2)  Surveillerles opérations des services de paiement au comptant de chèques :

Qui a réellement besoin de payer une commission aux entreprises comme « Insta-Chèques ». Évidemment, si l’on encaisse un chèque contre une commission dans ce type de comptoir, il est plus difficile de retrouver la trace de l’argent que dans un compte bancaire régulier. Se pourrait-il que des clients payent la TPS et la TVQ, mais que celle-ci ne soit pas remise aux gouvernements concernés?

3)   Surveiller le blanchiment quotidien :

Comment blanchir facilement de l’argent gagné au noir? Premièrement, payer au comptant les dépenses courantes. Avec les systèmes de points et les bornes électroniques, payer comptant à l’épicerie devient illogique financièrement. Les fraudeurs payent comptant à l’épicerie pour écouler l’argent liquide. Qui plus est, dans les centres de location d’outils, chez les quincaillers ou dans les centres de rénovation (ex. : Rona, BMR, Patrick Morin, etc.), il est illogique de payer en liquide. Pourtant, on y voit des particuliers payer des factures de plusieurs centaines de dollars en coupures de 100 $, 50 $ ou 20 $. Suivre la trace de l’argent comptant équivaut à remonter le fleuve de la fraude.

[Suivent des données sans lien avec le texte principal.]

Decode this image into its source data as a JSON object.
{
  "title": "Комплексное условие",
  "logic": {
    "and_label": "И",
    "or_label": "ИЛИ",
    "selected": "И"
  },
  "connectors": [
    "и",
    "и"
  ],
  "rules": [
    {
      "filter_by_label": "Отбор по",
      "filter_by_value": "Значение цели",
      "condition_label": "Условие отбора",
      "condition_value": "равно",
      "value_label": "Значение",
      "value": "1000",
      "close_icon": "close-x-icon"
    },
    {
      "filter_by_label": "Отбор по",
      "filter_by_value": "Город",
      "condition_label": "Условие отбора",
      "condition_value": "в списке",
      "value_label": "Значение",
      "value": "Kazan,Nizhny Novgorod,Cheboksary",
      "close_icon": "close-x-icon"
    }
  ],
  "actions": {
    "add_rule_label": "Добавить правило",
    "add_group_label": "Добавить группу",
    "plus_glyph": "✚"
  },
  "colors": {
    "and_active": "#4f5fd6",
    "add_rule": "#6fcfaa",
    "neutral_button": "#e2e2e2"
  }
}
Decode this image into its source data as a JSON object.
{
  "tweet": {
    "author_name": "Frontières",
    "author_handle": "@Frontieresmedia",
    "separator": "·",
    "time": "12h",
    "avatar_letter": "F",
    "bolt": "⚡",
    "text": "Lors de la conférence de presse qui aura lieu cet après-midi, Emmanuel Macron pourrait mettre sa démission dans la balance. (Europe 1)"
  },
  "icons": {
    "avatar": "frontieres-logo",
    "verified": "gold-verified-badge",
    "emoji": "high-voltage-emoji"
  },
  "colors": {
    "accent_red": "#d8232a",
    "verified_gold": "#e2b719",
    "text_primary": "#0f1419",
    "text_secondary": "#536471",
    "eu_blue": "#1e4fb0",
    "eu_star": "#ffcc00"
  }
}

Pour ajouter à l’insulte, l’activité de la construction ne s’est pas totalement arrêtée pendant le débrayage. Lorsque j’ai questionné un employé d’un centre de location d’outils, sa réponse fut très évocatrice de la situation :

« Durant la grève, cela a été complètement fou. Les employés qui habituellement prenaient les outils des entrepreneurs pour faire leurs travaux au noir la fin de semaine ont été obligés de venir louer les outils ici. Pour nous, la grève n’a eu aucune conséquence monétaire importante. »

Rappelons que le taux moyen d’imposition d’un salaire de 35 000 $ est de seulement 18,18 % (marginal 28,53 %), alors qu’il est de 27,21 % (marginal 38,37 %) lorsqu’un contribuable déclare 70 000 $ par an.

Éliminer l’argent liquide demeurera la seule et unique façon d’éliminer le travail au noir. Qu’on se le dise.